How Blockchains work and what comes next

The technology that makes blockchains so useful for securing transactions was summed up by blockchain entrepreneur and researcher Bettina Warburg in her recent TED talk.

“Blockchain technology is a decentralized database that stores a registry of assets and transactions across a peer-to-peer network,” she said.

“A public registry of who owns what and who transacts what. Those transactions are secured through cryptography, and over time that transaction history gets locked in blocks of data that are then cryptographically linked together and secured.

“This creates an immutable, unforgeable record of all the transactions across this network.”

SEE: IT leader’s guide to the blockchain

Blockchains have been around for years, with the ideas behind its core tech stretching back decades, so why does the EU feel now is the right time to investigate its uses?

“In the past three years the landscape has accelerated,” said Nascimento.
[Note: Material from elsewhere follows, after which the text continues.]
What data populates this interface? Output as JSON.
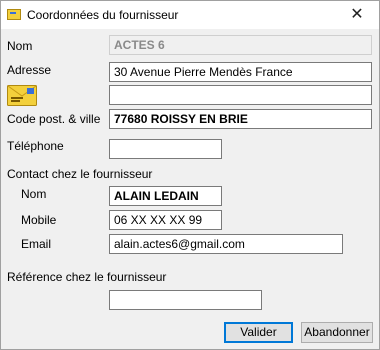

“The FinTech, the financial applications, blew up a little bit, with private consortia of banks and insurers launching pilots.

“And in the last year we have seen more and more initiatives coming up beyond the financial world.

“There has been a surge of start-ups in the blockchain space, and growing interest from many different players in the industrial sector, big and small.”

“The potential to reshape business models and how revolutionary it could be has started creeping up in discussions. Many of these potential blockchain applications are at a very early stage. It’s the perfect time to understand what’s happening.”

The project will produce a report detailing the non-financial uses of DLT, which it expects to be used by EU policy makers and businesses.

As well as reporting on opportunities, it will also delve into the challenges and potential drawbacks of DLTs, which Nascimento says include scalability, power consumption, environmental footprint, interoperability of systems and the need for common standards.

Power consumption is a particularly common concern raised about blockchain, due to the heavy computation needed to add new blocks to the chain, as evidenced by the energy-hungry arrays of GPUs and ASICs [Application Specific Integrated Circuits] used in bitcoin mining.

As for the future of blockchains, Nascimento, is in two minds, saying that while there is a chance the technology could underpin online transactions, it’s not guaranteed.

“Some say that it is foundational technology,” she said.

“People even use the metaphor of the internet, where blockchain would be a basic protocol and then you build on top of it. There are others who say it’s just one more technology that can be combined with others.

“Some say it’s revolutionary, that it’s fundamental, others say it’s more incremental. This is the question that will take time to resolve.”

Nascimento said that one possible “killer app” for blockchains getting a lot of attention is Initial Coin Offering (ICO) tokens, where blockchain tokens are used to crowdfund new ideas, although she added that the fast-moving nature of the field makes it impossible to predict exactly which uses will rise to the top.

“There’s always some unexpected things that pop up because the field is very rapidly evolving.

“What you see now is maybe a surge in momentum, in companies and investment coming up.”